Prior to 1960, Allen occasionally wrote poetry himself, but largely gave up the practice to focus on finding and publishing other writers. In 1960, he moved from New York to San Francisco, where he established Grey Fox Press and the Four Seasons Foundation, two literary presses that published works by Beat Generation, San Francisco Renaissance, Black Mountain, and New York School writers. As CEO of Grey Fox Press, he published writings by Jack Spicer, along with Enough Said (1980) by Philip Whalen, and I Remain (1980), a collection of Welch's letters. Other authors published by Grey Fox Press included Richard Brautigan, Robert Duncan, Jack Kerouac, Joanne Kyger, Philip Lamantia, Charles Olson, John Rechy, Michael Rumaker, Aaron Shurin, and Gary Snyder.

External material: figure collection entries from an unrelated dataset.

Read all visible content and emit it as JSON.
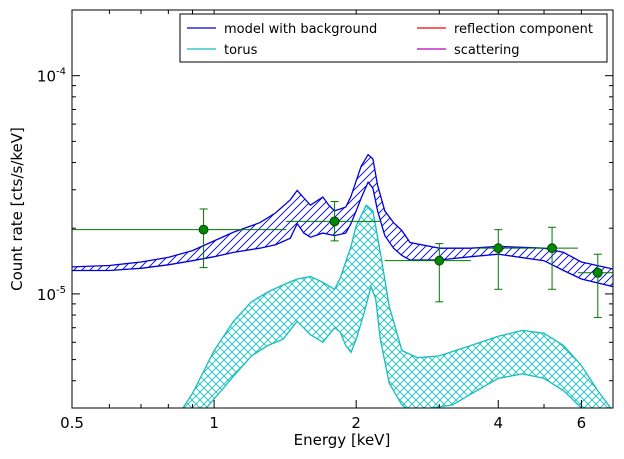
{
  "chart_data": {
    "type": "line",
    "xlabel": "Energy [keV]",
    "ylabel": "Count rate [cts/s/keV]",
    "x_scale": "log",
    "y_scale": "log",
    "xlim": [
      0.5,
      7.0
    ],
    "ylim": [
      3e-06,
      0.0002
    ],
    "grid": false,
    "legend": {
      "placement": "top-right",
      "columns": 2,
      "entries": [
        {
          "label": "model with background",
          "color": "#0000dd"
        },
        {
          "label": "reflection component",
          "color": "#ff0000"
        },
        {
          "label": "torus",
          "color": "#17bebe"
        },
        {
          "label": "scattering",
          "color": "#bb00bb"
        }
      ]
    },
    "x_ticks": [
      {
        "value": 0.5,
        "label": "0.5"
      },
      {
        "value": 1,
        "label": "1"
      },
      {
        "value": 2,
        "label": "2"
      },
      {
        "value": 4,
        "label": "4"
      },
      {
        "value": 6,
        "label": "6"
      }
    ],
    "y_ticks": [
      {
        "value": 1e-05,
        "base": "10",
        "exp": "-5"
      },
      {
        "value": 0.0001,
        "base": "10",
        "exp": "-4"
      }
    ],
    "series": [
      {
        "name": "model with background",
        "color": "#0000dd",
        "hatch": "diagonal",
        "upper": [
          [
            0.5,
            1.33e-05
          ],
          [
            0.6,
            1.35e-05
          ],
          [
            0.7,
            1.4e-05
          ],
          [
            0.8,
            1.47e-05
          ],
          [
            0.9,
            1.58e-05
          ],
          [
            1.0,
            1.75e-05
          ],
          [
            1.1,
            1.92e-05
          ],
          [
            1.25,
            2.12e-05
          ],
          [
            1.35,
            2.35e-05
          ],
          [
            1.45,
            2.7e-05
          ],
          [
            1.5,
            2.98e-05
          ],
          [
            1.55,
            2.75e-05
          ],
          [
            1.6,
            2.55e-05
          ],
          [
            1.7,
            2.78e-05
          ],
          [
            1.75,
            2.55e-05
          ],
          [
            1.8,
            2.4e-05
          ],
          [
            1.9,
            2.5e-05
          ],
          [
            1.95,
            2.8e-05
          ],
          [
            2.0,
            3.3e-05
          ],
          [
            2.05,
            3.85e-05
          ],
          [
            2.12,
            4.35e-05
          ],
          [
            2.17,
            4.15e-05
          ],
          [
            2.22,
            3.15e-05
          ],
          [
            2.3,
            2.4e-05
          ],
          [
            2.4,
            2.12e-05
          ],
          [
            2.5,
            1.95e-05
          ],
          [
            2.6,
            1.72e-05
          ],
          [
            3.0,
            1.62e-05
          ],
          [
            3.5,
            1.62e-05
          ],
          [
            4.0,
            1.65e-05
          ],
          [
            5.0,
            1.62e-05
          ],
          [
            5.5,
            1.55e-05
          ],
          [
            6.0,
            1.4e-05
          ],
          [
            7.0,
            1.3e-05
          ]
        ],
        "lower": [
          [
            0.5,
            1.28e-05
          ],
          [
            0.6,
            1.28e-05
          ],
          [
            0.7,
            1.31e-05
          ],
          [
            0.8,
            1.36e-05
          ],
          [
            0.9,
            1.42e-05
          ],
          [
            1.0,
            1.48e-05
          ],
          [
            1.1,
            1.55e-05
          ],
          [
            1.25,
            1.62e-05
          ],
          [
            1.35,
            1.68e-05
          ],
          [
            1.45,
            1.8e-05
          ],
          [
            1.5,
            2.1e-05
          ],
          [
            1.55,
            1.9e-05
          ],
          [
            1.6,
            1.82e-05
          ],
          [
            1.7,
            1.9e-05
          ],
          [
            1.8,
            1.85e-05
          ],
          [
            1.9,
            1.9e-05
          ],
          [
            1.95,
            2.1e-05
          ],
          [
            2.0,
            2.4e-05
          ],
          [
            2.05,
            2.75e-05
          ],
          [
            2.12,
            3.25e-05
          ],
          [
            2.17,
            3.05e-05
          ],
          [
            2.22,
            2.4e-05
          ],
          [
            2.3,
            1.85e-05
          ],
          [
            2.4,
            1.62e-05
          ],
          [
            2.5,
            1.5e-05
          ],
          [
            2.6,
            1.43e-05
          ],
          [
            3.0,
            1.43e-05
          ],
          [
            3.5,
            1.48e-05
          ],
          [
            4.0,
            1.52e-05
          ],
          [
            5.0,
            1.42e-05
          ],
          [
            5.5,
            1.28e-05
          ],
          [
            6.0,
            1.17e-05
          ],
          [
            7.0,
            1.08e-05
          ]
        ]
      },
      {
        "name": "torus",
        "color": "#17bebe",
        "hatch": "cross",
        "upper": [
          [
            0.85,
            2.9e-06
          ],
          [
            0.9,
            3.5e-06
          ],
          [
            1.0,
            5.5e-06
          ],
          [
            1.1,
            7.5e-06
          ],
          [
            1.2,
            9.2e-06
          ],
          [
            1.3,
            1.02e-05
          ],
          [
            1.4,
            1.1e-05
          ],
          [
            1.5,
            1.17e-05
          ],
          [
            1.6,
            1.2e-05
          ],
          [
            1.7,
            1.13e-05
          ],
          [
            1.8,
            1.05e-05
          ],
          [
            1.85,
            1.18e-05
          ],
          [
            1.9,
            1.4e-05
          ],
          [
            1.95,
            1.65e-05
          ],
          [
            2.0,
            2.05e-05
          ],
          [
            2.1,
            2.55e-05
          ],
          [
            2.17,
            2.4e-05
          ],
          [
            2.25,
            1.55e-05
          ],
          [
            2.35,
            8.8e-06
          ],
          [
            2.5,
            5.5e-06
          ],
          [
            2.7,
            5.1e-06
          ],
          [
            3.0,
            5.2e-06
          ],
          [
            3.5,
            5.8e-06
          ],
          [
            4.0,
            6.4e-06
          ],
          [
            4.5,
            6.8e-06
          ],
          [
            5.0,
            6.6e-06
          ],
          [
            5.5,
            5.8e-06
          ],
          [
            6.0,
            4.7e-06
          ],
          [
            6.5,
            3.6e-06
          ],
          [
            7.0,
            2.9e-06
          ]
        ],
        "lower": [
          [
            0.95,
            2.9e-06
          ],
          [
            1.0,
            3.3e-06
          ],
          [
            1.1,
            4.2e-06
          ],
          [
            1.2,
            5.2e-06
          ],
          [
            1.3,
            5.8e-06
          ],
          [
            1.4,
            6.2e-06
          ],
          [
            1.5,
            7.5e-06
          ],
          [
            1.6,
            6.5e-06
          ],
          [
            1.7,
            6e-06
          ],
          [
            1.8,
            7e-06
          ],
          [
            1.85,
            6.7e-06
          ],
          [
            1.9,
            5.8e-06
          ],
          [
            1.95,
            5.4e-06
          ],
          [
            2.0,
            6.2e-06
          ],
          [
            2.08,
            8.2e-06
          ],
          [
            2.15,
            1.08e-05
          ],
          [
            2.2,
            9.5e-06
          ],
          [
            2.25,
            6.2e-06
          ],
          [
            2.35,
            3.9e-06
          ],
          [
            2.5,
            3.1e-06
          ],
          [
            2.6,
            2.9e-06
          ],
          [
            3.2,
            3.1e-06
          ],
          [
            3.6,
            3.6e-06
          ],
          [
            4.0,
            4.1e-06
          ],
          [
            4.5,
            4.3e-06
          ],
          [
            5.0,
            4.1e-06
          ],
          [
            5.5,
            3.6e-06
          ],
          [
            6.0,
            3e-06
          ],
          [
            6.2,
            2.9e-06
          ]
        ]
      },
      {
        "name": "data",
        "color": "#007700",
        "points": [
          {
            "x": 0.95,
            "y": 1.97e-05,
            "xlo": 0.5,
            "xhi": 1.42,
            "ylo": 1.32e-05,
            "yhi": 2.45e-05
          },
          {
            "x": 1.8,
            "y": 2.15e-05,
            "xlo": 1.42,
            "xhi": 2.25,
            "ylo": 1.75e-05,
            "yhi": 2.65e-05
          },
          {
            "x": 3.0,
            "y": 1.42e-05,
            "xlo": 2.3,
            "xhi": 3.5,
            "ylo": 9.2e-06,
            "yhi": 1.7e-05
          },
          {
            "x": 4.0,
            "y": 1.62e-05,
            "xlo": 3.6,
            "xhi": 4.6,
            "ylo": 1.05e-05,
            "yhi": 1.97e-05
          },
          {
            "x": 5.2,
            "y": 1.62e-05,
            "xlo": 4.6,
            "xhi": 5.9,
            "ylo": 1.05e-05,
            "yhi": 2.02e-05
          },
          {
            "x": 6.5,
            "y": 1.25e-05,
            "xlo": 5.9,
            "xhi": 7.0,
            "ylo": 7.8e-06,
            "yhi": 1.52e-05
          }
        ]
      }
    ]
  }
}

In 1960, Allen edited the groundbreaking anthology The New American Poetry 1945-1960, released through Grove Press. It introduced over 40 avant-garde poets to American readers. In addition to presenting more than 200 poems, the anthology included a section titled "Statements on Poetics", which offered a discussion of experimental aesthetics from the likes of Lawrence Ferlinghetti, Philip Whalen, Gary Snyder, Michael McClure, LeRoi Jones, John Wieners, Jack Kerouac and Allen Ginsberg. When the anthology was reissued by University of California Press in 1999, the publisher stated that more than 100,000 copies had been sold. In a blurb for the 1999 reissue, Jerome Rothenberg wrote:
Donald Allen's prophetic anthology had an electrifying effect on two generations, at least, of American poets and readers. More than the repetition of familiar names and ideas that most anthologies seem to be about, here was the declaration of a collective, intelligent, and thoroughly visionary work-in-progress: the primary example for its time of the anthology-as-manifesto. Its republication today—complete with poems, statements on poetics, and autobiographical projections—provides us, again, with a model of how a contemporary anthology can and should be shaped.

While working with the Four Seasons Foundation, Allen assisted in the publication of (among others): Interviews (1980) by Edward Dorn, A Quick Graph: Collected Notes and Essays (1970) by Robert Creeley, and The Graces (1983) by Aaron Shurin. In 1997, Allen helped edit, along with Benjamin Friedlander, the Collected Prose of Charles Olson (University of California Press).

=== Grey Fox Press ===
Grey Fox Press and Four Seasons Foundation were among the many emerging presses that City Lights distributed in the late 1960s, and when Don Allen began thinking about retirement, City Lights offered to acquire the backlists. City Lights went on to publish significant works from those presses in their City Lights/Grey Fox series.

The Donald Allen Collection, processed in 1991 for a special collection series at the UC San Diego library, contains materials that Allen published through the Four Seasons Foundation and Grey Fox Press. The papers document his editing and publishing efforts, primarily dating from 1957 to 1975, but also with material going as far back as the 1930s.

== Death ==
Donald Allen died of pneumonia in San Francisco on August 29, 2004. He was 92.